General information
- Type: Advanced trainer
- National origin: Latvia
- Manufacturer: VEF
- Designer: Kārlis Irbītis
- Primary user: Latvian Air Force
- Number built: 2

History
- First flight: 1939

= VEF I-15 =

Latvian trainer aircraft prototype

The VEF I-15 was a Latvian advanced trainer aircraft of the 1930s. Two prototypes of the I-15, a small, single-engined monoplane, were built by the VEF to the designs of Kārlis Irbītis and were used by the Latvian Air Force

==Development and design==
In 1938, the Latvian aircraft designer Kārlis Irbītis, working at the Valsts Elektrotehniskā Fabrika (VEF) at Riga commenced design of a single-seat advanced trainer as a follow on to his earlier, similar VEF I-14 aircraft. The I-15 was a low-winged monoplane of all-wooden construction, powered by a single de Havilland Gipsy Six air-cooled engine, and fitted with a fixed tailwheel undercarriage.

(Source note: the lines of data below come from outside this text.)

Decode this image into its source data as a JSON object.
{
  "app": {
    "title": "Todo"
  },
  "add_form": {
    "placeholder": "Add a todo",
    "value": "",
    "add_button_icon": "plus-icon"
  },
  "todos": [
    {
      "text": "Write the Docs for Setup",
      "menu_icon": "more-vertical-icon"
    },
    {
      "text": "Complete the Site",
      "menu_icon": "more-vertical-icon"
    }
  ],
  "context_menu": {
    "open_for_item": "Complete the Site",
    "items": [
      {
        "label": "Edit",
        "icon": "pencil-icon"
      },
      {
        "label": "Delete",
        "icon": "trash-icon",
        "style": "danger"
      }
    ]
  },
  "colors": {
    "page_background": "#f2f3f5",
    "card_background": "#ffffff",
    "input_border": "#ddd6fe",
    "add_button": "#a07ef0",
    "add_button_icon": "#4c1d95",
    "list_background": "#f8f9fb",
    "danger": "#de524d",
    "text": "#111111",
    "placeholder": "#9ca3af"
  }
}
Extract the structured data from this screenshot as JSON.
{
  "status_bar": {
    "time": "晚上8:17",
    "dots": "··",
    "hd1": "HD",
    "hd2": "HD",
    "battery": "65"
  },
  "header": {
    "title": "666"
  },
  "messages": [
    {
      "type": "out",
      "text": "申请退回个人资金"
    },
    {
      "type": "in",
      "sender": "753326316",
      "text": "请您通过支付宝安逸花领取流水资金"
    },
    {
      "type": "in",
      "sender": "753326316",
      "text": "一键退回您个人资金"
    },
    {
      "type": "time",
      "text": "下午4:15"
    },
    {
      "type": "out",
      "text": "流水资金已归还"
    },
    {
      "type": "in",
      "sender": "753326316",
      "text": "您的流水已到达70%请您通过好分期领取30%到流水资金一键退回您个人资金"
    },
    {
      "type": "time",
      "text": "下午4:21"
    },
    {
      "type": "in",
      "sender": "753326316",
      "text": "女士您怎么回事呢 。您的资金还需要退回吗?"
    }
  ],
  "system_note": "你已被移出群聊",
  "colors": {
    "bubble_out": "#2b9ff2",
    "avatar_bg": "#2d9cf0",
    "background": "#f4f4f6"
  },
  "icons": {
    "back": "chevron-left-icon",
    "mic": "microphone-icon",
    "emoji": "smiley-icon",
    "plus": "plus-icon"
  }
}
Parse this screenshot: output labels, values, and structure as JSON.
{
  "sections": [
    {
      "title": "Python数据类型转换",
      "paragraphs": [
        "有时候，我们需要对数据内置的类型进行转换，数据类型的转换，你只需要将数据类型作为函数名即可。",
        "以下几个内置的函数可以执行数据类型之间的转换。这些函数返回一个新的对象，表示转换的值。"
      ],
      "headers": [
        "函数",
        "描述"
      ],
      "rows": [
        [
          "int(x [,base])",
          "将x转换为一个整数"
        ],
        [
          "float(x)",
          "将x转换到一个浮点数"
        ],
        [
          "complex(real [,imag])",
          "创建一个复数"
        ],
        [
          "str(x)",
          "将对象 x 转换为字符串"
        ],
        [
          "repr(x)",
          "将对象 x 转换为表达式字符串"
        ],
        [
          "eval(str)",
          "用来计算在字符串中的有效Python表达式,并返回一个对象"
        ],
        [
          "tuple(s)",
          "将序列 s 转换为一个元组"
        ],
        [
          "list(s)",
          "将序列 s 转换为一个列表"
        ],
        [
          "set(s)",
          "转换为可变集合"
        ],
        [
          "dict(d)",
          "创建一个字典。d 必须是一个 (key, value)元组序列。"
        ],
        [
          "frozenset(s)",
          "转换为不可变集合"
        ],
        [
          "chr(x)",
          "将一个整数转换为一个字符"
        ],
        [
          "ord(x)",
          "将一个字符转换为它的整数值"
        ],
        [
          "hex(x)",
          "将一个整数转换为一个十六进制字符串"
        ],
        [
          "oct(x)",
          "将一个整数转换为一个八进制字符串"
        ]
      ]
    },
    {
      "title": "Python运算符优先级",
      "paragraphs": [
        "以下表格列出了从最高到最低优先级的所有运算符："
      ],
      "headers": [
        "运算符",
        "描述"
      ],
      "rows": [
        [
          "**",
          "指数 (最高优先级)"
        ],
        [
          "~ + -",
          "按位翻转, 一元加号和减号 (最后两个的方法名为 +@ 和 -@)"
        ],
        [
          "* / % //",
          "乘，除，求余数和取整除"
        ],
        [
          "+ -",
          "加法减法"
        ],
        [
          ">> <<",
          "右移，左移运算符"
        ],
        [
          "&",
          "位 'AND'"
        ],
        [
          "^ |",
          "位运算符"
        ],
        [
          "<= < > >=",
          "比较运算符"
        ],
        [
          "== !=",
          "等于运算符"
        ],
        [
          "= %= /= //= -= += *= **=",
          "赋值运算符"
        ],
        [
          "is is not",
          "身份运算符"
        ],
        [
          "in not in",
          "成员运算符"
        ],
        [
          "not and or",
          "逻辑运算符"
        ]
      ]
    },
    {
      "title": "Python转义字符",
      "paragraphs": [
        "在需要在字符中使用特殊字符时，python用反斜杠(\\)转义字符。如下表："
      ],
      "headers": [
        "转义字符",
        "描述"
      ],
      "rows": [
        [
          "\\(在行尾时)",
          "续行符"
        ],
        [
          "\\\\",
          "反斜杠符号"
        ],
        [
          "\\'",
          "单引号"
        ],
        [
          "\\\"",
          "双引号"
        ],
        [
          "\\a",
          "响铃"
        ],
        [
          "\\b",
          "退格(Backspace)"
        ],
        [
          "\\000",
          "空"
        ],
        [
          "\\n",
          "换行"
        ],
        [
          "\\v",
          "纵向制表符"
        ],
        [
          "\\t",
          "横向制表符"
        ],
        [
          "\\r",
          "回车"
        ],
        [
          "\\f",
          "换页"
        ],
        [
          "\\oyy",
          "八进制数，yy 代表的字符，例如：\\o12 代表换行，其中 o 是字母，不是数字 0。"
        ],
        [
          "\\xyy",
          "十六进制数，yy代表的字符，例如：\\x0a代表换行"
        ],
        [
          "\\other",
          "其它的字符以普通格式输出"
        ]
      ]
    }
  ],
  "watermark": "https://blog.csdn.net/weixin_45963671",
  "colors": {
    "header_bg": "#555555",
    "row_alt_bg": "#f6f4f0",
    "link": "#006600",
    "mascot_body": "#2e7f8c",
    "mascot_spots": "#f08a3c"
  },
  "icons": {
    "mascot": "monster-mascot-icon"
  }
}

In April 1939, the first prototype, the I-15a, powered by a 200 hp (149 kW) Gypsy Six I driving a two-bladed fixed-pitch wooden propeller, made its maiden flight, while a second prototype, the I-15b, powered by a 220 hp (167 kW) Gypsy Six II engine driving a variable-pitch propeller, and armed with a single synchronised machine gun, followed. This demonstrating improved performance.

The two I-15 prototypes were transferred to the Latvian Air Force for use as advanced trainers, while a further two aircraft, to be designated I-15bis and powered by Hispano-Suiza 6 Mb engines were ordered by the Air Force, but on 17 June 1940, the Soviet Union occupied Latvia, ordering all aviation related work to be stopped.